6. Strategic intelligence is overlooked
Contact centers are the beating heard of the most comprehensive product feedback a company will ever get—yet nearly 40% of leaders underestimate customer-based strategic intelligence, and only about a quarter measure it. That’s a missed growth lever. When AI organizes this trove of valuable data, interactions can inform product fixes, marketing clarity, and even fraud or risk decisions.

How to achieve full AI maturity
Luckily, there’s good news. For each of these friction points, there’s a practical fix that can accelerate AI maturity in the contact center—and convert potential into value that is both measurable and measured. Here are six.
1. Ensure business alignment
Make sure AI is actually serving business outcomes. For every use case, specify whether the goal is experience, efficiency, risk, growth or some combination—and design requirements, workflows, and handoffs to serve that end.
2. Break down bottlenecks
AI thrives in clean workflows—but disconnected systems, hard-to-find knowledge, manual wrap-up, and inconsistent authentication hinder its effectiveness. As organizations remove friction, both efficiency and experience rise together—leading to fewer transfers, faster resolution, and less rework.
3. De-silo your systems
Coordinate voice and digital so AI and humans operate as one system—one with shared context, smooth handoffs, and clear ownership. Customers shouldn’t have to start over, switch channels or escalate.
4. Make AI governance inclusive
Create a cross-functional forum—contact center/CX, IT, operations, compliance, data, etc.—to decide use cases, model choices, data handling, and risk thresholds.

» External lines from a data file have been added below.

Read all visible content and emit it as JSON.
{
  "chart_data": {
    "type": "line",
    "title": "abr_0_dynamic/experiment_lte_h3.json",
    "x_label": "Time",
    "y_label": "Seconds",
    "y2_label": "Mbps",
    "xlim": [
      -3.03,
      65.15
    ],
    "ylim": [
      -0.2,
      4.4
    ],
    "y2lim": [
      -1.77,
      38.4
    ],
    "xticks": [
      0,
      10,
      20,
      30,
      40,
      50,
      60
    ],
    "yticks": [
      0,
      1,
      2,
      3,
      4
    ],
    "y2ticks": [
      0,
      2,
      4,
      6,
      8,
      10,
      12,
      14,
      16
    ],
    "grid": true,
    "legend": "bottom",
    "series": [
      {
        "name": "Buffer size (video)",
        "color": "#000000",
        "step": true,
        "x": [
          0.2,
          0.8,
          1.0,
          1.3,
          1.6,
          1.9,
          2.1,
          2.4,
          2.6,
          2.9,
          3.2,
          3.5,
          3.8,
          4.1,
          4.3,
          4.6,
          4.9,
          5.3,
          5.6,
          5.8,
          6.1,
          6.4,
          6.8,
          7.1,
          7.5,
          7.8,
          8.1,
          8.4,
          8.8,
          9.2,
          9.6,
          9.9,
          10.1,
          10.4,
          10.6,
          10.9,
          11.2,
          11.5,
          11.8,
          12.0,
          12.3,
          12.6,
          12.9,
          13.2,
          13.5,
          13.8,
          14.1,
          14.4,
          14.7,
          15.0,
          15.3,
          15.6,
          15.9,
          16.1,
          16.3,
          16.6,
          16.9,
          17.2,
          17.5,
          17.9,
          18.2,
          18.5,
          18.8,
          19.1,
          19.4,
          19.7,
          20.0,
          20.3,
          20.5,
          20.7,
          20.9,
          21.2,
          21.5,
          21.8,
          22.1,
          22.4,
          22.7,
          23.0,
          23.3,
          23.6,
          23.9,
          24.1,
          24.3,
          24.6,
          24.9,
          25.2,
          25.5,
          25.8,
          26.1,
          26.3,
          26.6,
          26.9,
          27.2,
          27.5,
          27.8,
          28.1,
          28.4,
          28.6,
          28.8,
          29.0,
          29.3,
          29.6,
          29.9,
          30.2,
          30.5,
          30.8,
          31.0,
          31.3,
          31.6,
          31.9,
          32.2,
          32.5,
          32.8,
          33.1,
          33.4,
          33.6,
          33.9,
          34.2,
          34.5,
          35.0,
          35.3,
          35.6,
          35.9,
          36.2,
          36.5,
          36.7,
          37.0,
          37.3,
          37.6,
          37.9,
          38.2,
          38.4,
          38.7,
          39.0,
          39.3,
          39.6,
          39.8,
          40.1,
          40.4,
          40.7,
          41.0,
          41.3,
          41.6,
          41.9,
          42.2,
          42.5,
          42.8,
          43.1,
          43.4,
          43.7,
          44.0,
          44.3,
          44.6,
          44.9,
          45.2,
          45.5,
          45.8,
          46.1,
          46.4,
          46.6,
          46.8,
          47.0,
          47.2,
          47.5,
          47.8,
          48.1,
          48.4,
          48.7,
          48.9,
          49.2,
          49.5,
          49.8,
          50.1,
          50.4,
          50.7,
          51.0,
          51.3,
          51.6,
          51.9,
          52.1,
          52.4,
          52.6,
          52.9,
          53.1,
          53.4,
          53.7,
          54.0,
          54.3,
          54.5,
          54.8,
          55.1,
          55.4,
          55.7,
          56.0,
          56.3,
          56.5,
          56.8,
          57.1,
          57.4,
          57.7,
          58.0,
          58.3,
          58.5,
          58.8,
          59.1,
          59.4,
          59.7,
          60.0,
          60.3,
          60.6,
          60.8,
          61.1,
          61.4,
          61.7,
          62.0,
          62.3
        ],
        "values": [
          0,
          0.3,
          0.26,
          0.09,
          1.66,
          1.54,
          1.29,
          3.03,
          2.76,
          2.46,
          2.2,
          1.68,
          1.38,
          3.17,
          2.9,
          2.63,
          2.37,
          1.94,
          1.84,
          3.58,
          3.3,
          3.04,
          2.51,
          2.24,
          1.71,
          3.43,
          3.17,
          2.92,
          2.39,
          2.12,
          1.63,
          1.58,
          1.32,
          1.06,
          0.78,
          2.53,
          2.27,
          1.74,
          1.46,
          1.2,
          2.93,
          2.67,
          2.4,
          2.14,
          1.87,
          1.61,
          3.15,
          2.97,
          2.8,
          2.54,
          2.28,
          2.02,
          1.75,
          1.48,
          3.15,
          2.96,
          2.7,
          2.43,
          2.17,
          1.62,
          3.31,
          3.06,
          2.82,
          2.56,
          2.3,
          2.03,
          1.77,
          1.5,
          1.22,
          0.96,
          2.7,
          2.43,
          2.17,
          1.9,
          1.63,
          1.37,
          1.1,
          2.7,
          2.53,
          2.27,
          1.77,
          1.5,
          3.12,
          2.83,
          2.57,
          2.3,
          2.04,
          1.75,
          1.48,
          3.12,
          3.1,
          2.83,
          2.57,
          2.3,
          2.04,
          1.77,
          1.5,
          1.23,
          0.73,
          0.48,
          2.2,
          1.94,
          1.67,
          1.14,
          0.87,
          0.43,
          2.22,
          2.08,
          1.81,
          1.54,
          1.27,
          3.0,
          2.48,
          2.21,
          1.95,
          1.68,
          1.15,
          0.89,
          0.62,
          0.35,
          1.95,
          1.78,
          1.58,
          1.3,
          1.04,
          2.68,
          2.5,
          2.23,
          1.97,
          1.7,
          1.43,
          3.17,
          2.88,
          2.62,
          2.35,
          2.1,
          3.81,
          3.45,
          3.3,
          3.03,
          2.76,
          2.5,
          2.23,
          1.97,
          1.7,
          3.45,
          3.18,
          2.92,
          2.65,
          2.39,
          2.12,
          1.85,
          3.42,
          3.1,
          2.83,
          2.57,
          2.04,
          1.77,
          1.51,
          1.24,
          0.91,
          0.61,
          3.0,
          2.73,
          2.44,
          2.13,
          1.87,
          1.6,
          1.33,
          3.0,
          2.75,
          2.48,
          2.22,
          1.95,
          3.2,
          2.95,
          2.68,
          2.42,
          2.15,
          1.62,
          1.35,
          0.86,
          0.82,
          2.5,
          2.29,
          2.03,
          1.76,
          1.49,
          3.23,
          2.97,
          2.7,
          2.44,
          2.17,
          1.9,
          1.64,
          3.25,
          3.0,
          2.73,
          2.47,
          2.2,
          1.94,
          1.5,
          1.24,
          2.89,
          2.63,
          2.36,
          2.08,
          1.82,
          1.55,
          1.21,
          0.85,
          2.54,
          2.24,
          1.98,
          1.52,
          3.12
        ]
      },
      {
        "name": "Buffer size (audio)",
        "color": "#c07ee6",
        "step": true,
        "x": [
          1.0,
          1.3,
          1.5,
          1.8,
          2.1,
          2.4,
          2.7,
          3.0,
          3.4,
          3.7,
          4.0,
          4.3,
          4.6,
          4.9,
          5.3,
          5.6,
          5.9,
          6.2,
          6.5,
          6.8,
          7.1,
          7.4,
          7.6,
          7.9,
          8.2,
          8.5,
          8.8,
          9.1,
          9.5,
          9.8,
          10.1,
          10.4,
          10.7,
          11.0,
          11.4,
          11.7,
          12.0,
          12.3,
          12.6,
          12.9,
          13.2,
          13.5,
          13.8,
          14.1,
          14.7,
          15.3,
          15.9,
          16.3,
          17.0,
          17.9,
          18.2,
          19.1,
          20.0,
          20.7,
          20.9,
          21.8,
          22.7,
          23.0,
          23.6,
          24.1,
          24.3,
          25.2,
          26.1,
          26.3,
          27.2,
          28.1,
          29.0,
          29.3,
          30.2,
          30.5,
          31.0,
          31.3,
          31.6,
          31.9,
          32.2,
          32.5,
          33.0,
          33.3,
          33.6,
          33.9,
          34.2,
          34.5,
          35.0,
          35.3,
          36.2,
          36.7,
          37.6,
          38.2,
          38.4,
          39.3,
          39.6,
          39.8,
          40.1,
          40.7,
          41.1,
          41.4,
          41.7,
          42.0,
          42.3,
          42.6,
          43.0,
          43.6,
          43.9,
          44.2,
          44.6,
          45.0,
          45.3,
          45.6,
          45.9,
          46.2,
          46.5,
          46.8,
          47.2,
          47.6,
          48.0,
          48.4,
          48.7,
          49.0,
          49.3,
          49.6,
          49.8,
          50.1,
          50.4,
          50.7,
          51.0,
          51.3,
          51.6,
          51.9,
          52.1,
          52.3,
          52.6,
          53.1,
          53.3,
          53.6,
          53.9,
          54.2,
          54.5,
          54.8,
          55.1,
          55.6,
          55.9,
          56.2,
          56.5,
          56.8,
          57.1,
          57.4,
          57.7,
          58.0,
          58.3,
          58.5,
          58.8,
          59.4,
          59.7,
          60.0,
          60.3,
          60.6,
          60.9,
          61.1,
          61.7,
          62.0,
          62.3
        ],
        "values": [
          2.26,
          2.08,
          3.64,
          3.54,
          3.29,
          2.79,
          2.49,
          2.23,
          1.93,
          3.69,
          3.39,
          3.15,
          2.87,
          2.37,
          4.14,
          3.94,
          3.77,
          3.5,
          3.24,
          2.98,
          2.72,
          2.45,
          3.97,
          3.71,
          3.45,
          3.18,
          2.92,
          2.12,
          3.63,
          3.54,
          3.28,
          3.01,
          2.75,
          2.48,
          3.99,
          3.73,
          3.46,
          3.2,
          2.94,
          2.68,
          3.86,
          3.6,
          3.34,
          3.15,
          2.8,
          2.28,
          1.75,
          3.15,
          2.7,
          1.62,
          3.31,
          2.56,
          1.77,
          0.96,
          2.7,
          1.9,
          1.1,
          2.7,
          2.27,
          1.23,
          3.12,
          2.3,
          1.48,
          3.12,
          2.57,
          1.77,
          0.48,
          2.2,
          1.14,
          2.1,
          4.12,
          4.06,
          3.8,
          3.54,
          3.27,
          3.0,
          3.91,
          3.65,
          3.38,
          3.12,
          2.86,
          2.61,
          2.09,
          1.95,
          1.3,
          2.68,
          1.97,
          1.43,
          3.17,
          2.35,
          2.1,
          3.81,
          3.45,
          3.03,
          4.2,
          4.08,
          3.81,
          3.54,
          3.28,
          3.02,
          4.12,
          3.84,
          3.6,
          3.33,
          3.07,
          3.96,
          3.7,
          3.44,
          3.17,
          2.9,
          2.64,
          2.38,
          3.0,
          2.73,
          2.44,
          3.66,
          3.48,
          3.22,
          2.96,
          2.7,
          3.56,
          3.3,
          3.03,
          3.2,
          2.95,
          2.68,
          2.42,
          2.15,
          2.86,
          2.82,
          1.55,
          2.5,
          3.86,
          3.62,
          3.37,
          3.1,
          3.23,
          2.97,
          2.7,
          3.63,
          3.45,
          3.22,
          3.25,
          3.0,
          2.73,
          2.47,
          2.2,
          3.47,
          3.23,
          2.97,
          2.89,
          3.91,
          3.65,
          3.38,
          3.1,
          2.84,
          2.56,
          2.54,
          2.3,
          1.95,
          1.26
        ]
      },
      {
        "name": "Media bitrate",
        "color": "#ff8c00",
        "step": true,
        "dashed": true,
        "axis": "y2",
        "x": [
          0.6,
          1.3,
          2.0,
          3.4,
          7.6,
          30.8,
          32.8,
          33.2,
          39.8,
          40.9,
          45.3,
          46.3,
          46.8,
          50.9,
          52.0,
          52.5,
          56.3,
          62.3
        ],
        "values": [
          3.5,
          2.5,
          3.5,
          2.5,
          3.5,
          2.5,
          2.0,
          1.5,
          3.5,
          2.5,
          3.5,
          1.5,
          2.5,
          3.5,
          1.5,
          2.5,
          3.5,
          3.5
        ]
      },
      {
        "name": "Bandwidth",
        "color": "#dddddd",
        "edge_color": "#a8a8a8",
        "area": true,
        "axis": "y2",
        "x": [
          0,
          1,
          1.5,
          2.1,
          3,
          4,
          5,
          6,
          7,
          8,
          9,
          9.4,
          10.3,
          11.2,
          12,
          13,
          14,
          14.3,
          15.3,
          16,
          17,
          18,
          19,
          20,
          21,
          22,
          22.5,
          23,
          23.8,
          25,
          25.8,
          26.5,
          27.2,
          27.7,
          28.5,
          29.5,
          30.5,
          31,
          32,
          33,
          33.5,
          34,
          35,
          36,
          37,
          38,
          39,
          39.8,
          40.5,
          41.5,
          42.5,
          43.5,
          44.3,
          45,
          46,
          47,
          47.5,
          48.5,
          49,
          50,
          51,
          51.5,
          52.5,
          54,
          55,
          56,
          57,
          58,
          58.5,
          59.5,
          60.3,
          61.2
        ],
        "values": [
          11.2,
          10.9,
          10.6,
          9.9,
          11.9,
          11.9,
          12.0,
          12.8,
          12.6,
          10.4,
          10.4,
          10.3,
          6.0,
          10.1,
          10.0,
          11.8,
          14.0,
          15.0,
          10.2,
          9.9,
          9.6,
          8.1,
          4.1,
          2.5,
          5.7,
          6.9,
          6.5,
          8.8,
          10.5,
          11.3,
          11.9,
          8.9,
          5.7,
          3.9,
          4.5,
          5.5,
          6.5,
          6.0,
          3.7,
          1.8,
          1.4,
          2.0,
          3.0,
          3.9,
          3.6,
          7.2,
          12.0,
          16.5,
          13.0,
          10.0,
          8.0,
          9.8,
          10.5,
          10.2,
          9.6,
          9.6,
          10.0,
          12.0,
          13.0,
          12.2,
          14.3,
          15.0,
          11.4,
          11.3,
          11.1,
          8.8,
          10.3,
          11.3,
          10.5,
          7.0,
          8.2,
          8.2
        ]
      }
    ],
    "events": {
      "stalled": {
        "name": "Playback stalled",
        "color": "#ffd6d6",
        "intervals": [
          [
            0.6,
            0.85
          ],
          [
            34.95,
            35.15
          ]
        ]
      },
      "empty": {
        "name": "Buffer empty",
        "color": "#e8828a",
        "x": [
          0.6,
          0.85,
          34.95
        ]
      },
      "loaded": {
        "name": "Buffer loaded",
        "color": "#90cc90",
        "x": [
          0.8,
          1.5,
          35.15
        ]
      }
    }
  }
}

5. Center human enablement—not replacement
Automate routine tasks so people can do what they do best: complex problem-solving, providing empathy, onboarding new team members, and building customer relationships. Communicate the talent strategy upfront. When teams know AI is there to extend capacity and elevate roles, adoption rises and outcomes improve.
6. Review your metrics
Retire single-threaded KPIs as your sole north star. Set measurement baselines, review on a fixed cadence, and course-correct regularly. What gets measured—and discussed—gets improved. And the implementation of AI enables companies to have access to every keystroke and every word that every customer has ever shared with your company.
“Good enough” automation will not move the needle
The research tells a clear story. AI is no longer optional in customer interactions, and the bar for quality service is rising. Organizations must focus on developing the maturity necessary to derive full value from AI in their contact centers.
Importantly, maturity isn’t just about technical achievements—it’s first and foremost about management priorities. When companies modernize their metrics, realign governance, and reduce internal friction, they unlock a compounding loop: better experiences, higher-performing teams, clearer strategy signals, and stronger unit economics.
With this loop in place, AI-powered contact centers are no longer cost centers—they become engines of customer loyalty and strategic insight.